上一篇文章介绍了分布式链路的标准 OpenTracing, 在 OpenTracing 的官网我们可以看到这样一条信息 OpenTracing and OpenCensus have merged to form OpenTelemetry!。 可以看到 OpenTracing 和 OpenCensus 已经被合并为 OpenTelemetry 了。

OpenCensus 是什么呢? OpenTracing 是最早为分布式追踪制定了一套平台无关、厂商无关的协议标准的项目,并以此成为了 CNCF 的孵化项目。 在之后,谷歌牵头,微软加入,创建了 OpenCensus 项目统一 Metrics 基础指标监控的使用方式,还做了 OpenTracing 的老本行:分布式追踪。

OpenTelemetry

OpenTelemetry 的自身定位十分明确:数据采集和标准规范的统一,对于数据如何去使用、存储、展示、告警,官方是不涉及的。

OpenTelemetry 的终极目标十分伟大:实现 Metrics、Tracing、Logging 的融合及大一统,作为 APM 的数据采集终极解决方案。

目前 OpenTelemetry 正式成为 CNCF 的孵化项目,OpenTracing 和 OpenCensus 不再维护, OpenTracing 目前是 CNCF 的存档项目。

OpenTelemetry 的一些基础知识是兼容 OpenTracing 的, 只有一些 API 是不同的。

OpenTelemetry for go

我们继续使用上文的代码, 对上文的代码进行修改。

install 依赖

go get go.opentelemetry.io/otel@v1.0.0-RC1 go.opentelemetry.io/otel/sdk@v1.0.0-RC1 go.opentelemetry.io/otel/exporters/stdout/stdouttrace@v1.0.0-RC1 go.opentelemetry.io/otel/trace@v1.0.0-RC1
go get -u go.opentelemetry.io/otel/exporters/jaeger

OpenTelemetry 官方为多种开源框架提供了开箱即用的 Instrumentation Packages ,如 gin , beego , mux , go-kit 等,当然也支持 net/http 标准库 ,更多可浏览opentelemetry-go-contrib 仓库。

我们使用的是 gin, 所以安装相应的依赖 :

go get go.opentelemetry.io/contrib/instrumentation/github.com/gin-gonic/gin/otelgin

对原有代码进行修改, 修改后的代码:

package main

import (
	"context"
	"log"
	"math/rand"
	"net/http"
	"time"

	"github.com/gin-gonic/gin"

	"go.opentelemetry.io/contrib/instrumentation/github.com/gin-gonic/gin/otelgin"
	"go.opentelemetry.io/otel"
	"go.opentelemetry.io/otel/attribute"
	"go.opentelemetry.io/otel/exporters/jaeger"
	"go.opentelemetry.io/otel/propagation"
	"go.opentelemetry.io/otel/sdk/resource"
	tracesdk "go.opentelemetry.io/otel/sdk/trace"
	semconv "go.opentelemetry.io/otel/semconv/v1.4.0"
	"go.opentelemetry.io/otel/trace"
)

var (
	addr = ":8080"
)

// tracerProvider returns an OpenTelemetry TracerProvider configured to use
// the Jaeger exporter that will send spans to the provided url.
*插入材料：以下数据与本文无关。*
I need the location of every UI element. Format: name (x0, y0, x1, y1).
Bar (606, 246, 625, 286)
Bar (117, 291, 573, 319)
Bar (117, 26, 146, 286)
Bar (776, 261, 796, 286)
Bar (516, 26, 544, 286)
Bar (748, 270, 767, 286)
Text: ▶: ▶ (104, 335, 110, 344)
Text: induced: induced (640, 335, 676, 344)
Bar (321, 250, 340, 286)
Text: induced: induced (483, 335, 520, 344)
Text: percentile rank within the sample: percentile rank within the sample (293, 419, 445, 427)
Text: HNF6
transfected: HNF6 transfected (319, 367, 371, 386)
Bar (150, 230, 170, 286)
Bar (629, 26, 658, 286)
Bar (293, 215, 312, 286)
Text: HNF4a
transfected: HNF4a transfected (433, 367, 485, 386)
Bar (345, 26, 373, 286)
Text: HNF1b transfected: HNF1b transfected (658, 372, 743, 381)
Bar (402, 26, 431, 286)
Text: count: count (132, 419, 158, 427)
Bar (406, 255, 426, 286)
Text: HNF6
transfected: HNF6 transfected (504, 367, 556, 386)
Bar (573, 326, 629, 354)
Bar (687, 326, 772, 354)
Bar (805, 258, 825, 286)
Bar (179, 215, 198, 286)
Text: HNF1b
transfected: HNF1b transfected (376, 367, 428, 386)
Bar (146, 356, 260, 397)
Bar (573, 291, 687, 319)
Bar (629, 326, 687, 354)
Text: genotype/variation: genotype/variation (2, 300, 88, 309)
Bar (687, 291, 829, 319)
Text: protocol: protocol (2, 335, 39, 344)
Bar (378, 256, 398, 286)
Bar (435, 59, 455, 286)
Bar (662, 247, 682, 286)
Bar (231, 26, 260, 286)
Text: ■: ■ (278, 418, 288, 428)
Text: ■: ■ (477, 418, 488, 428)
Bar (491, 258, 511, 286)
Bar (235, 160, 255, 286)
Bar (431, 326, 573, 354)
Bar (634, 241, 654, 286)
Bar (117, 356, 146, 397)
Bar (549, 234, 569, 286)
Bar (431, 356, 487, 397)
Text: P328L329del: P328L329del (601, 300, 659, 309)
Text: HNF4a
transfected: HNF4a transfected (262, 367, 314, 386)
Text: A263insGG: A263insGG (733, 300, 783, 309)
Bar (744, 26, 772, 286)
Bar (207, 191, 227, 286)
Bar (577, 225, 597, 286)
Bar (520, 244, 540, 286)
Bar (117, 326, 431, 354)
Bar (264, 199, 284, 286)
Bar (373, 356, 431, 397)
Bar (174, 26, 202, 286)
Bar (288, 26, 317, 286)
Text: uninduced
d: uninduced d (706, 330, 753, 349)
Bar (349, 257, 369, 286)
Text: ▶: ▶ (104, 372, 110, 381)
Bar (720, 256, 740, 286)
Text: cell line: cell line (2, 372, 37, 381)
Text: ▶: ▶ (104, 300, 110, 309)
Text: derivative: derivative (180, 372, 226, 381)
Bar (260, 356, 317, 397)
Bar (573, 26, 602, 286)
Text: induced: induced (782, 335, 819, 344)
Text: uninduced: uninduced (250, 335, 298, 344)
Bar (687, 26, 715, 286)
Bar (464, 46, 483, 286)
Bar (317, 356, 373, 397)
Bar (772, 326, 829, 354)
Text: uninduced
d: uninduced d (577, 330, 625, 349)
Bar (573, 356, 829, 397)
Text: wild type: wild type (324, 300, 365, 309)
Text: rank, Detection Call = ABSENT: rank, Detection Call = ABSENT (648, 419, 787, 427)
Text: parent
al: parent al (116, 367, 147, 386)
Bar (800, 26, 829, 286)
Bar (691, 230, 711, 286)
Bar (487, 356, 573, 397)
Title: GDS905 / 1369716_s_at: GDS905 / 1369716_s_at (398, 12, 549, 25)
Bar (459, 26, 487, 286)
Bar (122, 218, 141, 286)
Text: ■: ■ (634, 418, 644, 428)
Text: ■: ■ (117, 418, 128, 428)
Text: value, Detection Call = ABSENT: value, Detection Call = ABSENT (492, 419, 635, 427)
The returned
// TracerProvider will also use a Resource configured with all the information
// about the application.
func tracerProvider(url string) (*tracesdk.TracerProvider, error) {
	// Create the Jaeger exporter
	exp, err := jaeger.New(jaeger.WithCollectorEndpoint(jaeger.WithEndpoint(url)))
	if err != nil {
		return nil, err
	}
	tp := tracesdk.NewTracerProvider(
		tracesdk.WithSampler(tracesdk.AlwaysSample()),
		tracesdk.WithBatcher(exp),
		tracesdk.WithResource(resource.NewWithAttributes(
			semconv.SchemaURL,
			semconv.ServiceNameKey.String("opentelemetry-overstarry"), // 服务名
			semconv.ServiceVersionKey.String("0.0.1"),
			attribute.String("environment", "test"),
		)),
	)
	otel.SetTracerProvider(tp)
	otel.SetTextMapPropagator(propagation.NewCompositeTextMapPropagator(propagation.TraceContext{}, propagation.Baggage{}))
	return tp, nil
}

func main() {
	tp, err := tracerProvider("http://localhost:14268/api/traces")
	if err != nil {
		log.Fatal(err)
	}
	ctx, cancel := context.WithCancel(context.Background())
	defer cancel()

	// Cleanly shutdown and flush telemetry when the application exits.
	defer func(ctx context.Context) {
		// Do not make the application hang when it is shutdown.
		ctx, cancel = context.WithTimeout(ctx, time.Second*5)
		defer cancel()
		if err := tp.Shutdown(ctx); err != nil {
			log.Fatal(err)
		}
	}(ctx)

	engine := gin.New()

	engine.Use(otelgin.Middleware("server"))
	engine.GET("/", indexHandler)
	engine.GET("/home", homeHandler)
	engine.GET("/async", serviceHandler)
	engine.GET("/service", serviceHandler)
	engine.GET("/db", dbHandler)
	err = engine.Run(addr)
	if err != nil {
		return
	}
}

func dbHandler(c *gin.Context) {
	ctx := c.Request.Context()
	span := trace.SpanFromContext(otel.GetTextMapPropagator().Extract(ctx, propagation.HeaderCarrier(c.Request.Header)))
	defer span.End()

	time.Sleep(time.Duration(rand.Intn(200)) * time.Millisecond)
}

func serviceHandler(c *gin.Context) {
	ctx := c.Request.Context()
	// 通过http header,提取span元数据信息
	span := trace.SpanFromContext(otel.GetTextMapPropagator().Extract(ctx, propagation.HeaderCarrier(c.Request.Header)))
	defer span.End()

	dbReq, _ := http.NewRequest("GET", "http://localhost:8080/db", nil)
	otel.GetTextMapPropagator().Inject(ctx, propagation.HeaderCarrier(dbReq.Header))
	if _, err := http.DefaultClient.Do(dbReq); err != nil {
		span.RecordError(err)
		attribute.String("请求 /db error", err.Error())
	}
	time.Sleep(time.Duration(rand.Intn(200)) * time.Millisecond)
}

func homeHandler(c *gin.Context) {
	c.Header("Content-Type", "text/html; charset=utf-8")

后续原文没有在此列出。